Question

The value of k for which the equation has real roots is
$kx {}^{2} + 4x + 1 = 0$
A)
$k \geqslant 4$
B)
$k \leqslant 4$
C)
$k = 4$
D)
$k \leqslant - 4$
​

Answer 1

EXPLANATION.

Value of k for which equation has real roots.

Equation : kx² + 4x + 1 = 0.

As we know that,

For real roots : D ≥ 0.

⇒ b² - 4ac ≥ 0.

⇒ (4)² - 4(k)(1) ≥ 0.

⇒ 16 - 4k ≥ 0.

⇒ 4k - 16 ≤ 0.

⇒ 4k ≤ 16.

⇒ k ≤ 4.

Option [B] is correct answer.

                                                                                                                         

MORE INFORMATION.

Nature of the roots of quadratic expression.

(1) Real and unequal, if b² - 4ac > 0.

(2) Rational and different, if b² - 4ac is a perfect square.

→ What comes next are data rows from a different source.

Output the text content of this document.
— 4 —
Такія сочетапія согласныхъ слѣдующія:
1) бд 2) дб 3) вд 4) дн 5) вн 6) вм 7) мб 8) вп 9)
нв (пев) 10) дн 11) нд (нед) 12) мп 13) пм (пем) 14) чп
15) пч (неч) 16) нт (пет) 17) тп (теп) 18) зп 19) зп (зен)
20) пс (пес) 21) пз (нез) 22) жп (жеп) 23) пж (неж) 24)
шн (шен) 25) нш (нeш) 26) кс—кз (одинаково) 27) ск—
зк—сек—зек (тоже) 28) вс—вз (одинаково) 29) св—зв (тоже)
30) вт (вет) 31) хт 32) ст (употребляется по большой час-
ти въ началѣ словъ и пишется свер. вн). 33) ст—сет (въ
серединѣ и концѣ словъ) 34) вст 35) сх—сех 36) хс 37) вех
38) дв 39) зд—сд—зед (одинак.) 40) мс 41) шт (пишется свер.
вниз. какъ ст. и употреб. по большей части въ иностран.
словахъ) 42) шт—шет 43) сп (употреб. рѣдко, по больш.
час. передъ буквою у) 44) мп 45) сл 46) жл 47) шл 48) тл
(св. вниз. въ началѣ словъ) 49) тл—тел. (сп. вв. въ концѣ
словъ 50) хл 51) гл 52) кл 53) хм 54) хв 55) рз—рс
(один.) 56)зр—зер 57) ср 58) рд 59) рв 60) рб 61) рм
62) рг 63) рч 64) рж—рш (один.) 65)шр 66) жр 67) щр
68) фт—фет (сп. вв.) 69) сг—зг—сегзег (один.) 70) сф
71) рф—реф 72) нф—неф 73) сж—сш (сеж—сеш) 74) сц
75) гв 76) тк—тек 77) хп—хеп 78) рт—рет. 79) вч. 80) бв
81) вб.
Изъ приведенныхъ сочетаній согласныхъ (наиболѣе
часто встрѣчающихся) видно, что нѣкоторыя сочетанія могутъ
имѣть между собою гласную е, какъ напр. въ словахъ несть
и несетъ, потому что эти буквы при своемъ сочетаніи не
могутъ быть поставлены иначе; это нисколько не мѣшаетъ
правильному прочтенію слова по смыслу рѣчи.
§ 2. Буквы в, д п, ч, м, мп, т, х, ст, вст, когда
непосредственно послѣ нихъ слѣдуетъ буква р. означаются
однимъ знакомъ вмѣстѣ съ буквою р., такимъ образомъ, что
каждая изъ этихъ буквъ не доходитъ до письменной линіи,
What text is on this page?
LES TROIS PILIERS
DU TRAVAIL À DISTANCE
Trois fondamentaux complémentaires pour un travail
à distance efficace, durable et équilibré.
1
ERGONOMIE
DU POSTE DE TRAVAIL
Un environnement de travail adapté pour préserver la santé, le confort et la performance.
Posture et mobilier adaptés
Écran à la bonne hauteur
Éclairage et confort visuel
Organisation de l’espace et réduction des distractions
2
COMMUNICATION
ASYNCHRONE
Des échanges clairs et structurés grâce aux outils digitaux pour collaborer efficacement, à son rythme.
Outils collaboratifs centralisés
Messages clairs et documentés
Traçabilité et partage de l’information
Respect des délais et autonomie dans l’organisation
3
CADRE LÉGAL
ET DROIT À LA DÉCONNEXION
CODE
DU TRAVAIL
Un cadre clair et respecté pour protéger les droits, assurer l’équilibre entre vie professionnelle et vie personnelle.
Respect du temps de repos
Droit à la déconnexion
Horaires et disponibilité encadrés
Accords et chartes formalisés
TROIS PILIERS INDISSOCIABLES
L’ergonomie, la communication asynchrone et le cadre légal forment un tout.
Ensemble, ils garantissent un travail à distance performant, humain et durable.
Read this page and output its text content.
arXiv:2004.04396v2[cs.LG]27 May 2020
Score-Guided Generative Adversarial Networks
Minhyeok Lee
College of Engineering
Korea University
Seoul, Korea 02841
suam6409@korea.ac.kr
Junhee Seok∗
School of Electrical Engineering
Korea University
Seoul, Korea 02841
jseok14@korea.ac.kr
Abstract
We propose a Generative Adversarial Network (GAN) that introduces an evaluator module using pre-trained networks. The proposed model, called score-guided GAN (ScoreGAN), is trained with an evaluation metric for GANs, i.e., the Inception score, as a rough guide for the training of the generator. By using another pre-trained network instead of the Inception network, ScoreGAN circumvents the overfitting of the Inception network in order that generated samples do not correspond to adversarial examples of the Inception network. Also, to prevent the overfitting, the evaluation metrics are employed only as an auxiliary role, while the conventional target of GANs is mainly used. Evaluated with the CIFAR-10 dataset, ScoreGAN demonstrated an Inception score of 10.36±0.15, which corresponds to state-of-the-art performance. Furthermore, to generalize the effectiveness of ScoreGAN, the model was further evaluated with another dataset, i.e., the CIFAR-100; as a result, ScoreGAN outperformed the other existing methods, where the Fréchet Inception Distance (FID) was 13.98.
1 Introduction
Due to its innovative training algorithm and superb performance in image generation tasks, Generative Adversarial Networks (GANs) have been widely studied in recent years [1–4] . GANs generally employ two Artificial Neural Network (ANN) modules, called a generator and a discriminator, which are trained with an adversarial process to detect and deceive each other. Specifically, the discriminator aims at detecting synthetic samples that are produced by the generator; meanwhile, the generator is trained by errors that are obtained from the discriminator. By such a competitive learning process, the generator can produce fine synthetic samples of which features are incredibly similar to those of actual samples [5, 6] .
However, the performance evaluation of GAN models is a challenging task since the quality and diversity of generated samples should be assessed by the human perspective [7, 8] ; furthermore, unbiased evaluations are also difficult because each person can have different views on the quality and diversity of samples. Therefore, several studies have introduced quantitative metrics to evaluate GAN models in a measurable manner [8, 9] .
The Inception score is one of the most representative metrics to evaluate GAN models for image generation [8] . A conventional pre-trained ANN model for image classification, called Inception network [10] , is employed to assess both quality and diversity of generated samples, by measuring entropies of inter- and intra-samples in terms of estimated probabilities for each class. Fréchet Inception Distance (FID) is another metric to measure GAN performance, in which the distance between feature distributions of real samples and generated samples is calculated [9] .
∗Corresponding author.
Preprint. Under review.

(3) Real and equal, if b² - 4ac = 0.

(4) If D < 0 Roots are imaginary and unequal Or complex conjugate.

Answer 2

Step-by-step explanation:

given :

• The value of k for which the equation has real roots is kx2 + 4x +1 = 0

to find :

• kx2 + 4x +1 = 0

solution :

first we have :

• a = k , b = 4 or C = 1

• discriminant = b² - 4ac

we have value :

• a = k b= 4 and c = 1

• discriminant = (4)²-4(k)(1)

• discriminant = 16 - 4k

then ,we can solving equation :

• 16-4k = 0

• 4k = 16

• k = 16/4

• k = 4

option B is correct

learn more :

D = b² - 4ac is also known as discriminant

in any quardtic equation we use one formula because the solution comes :

x = - b ± √b² - 4ac / 2a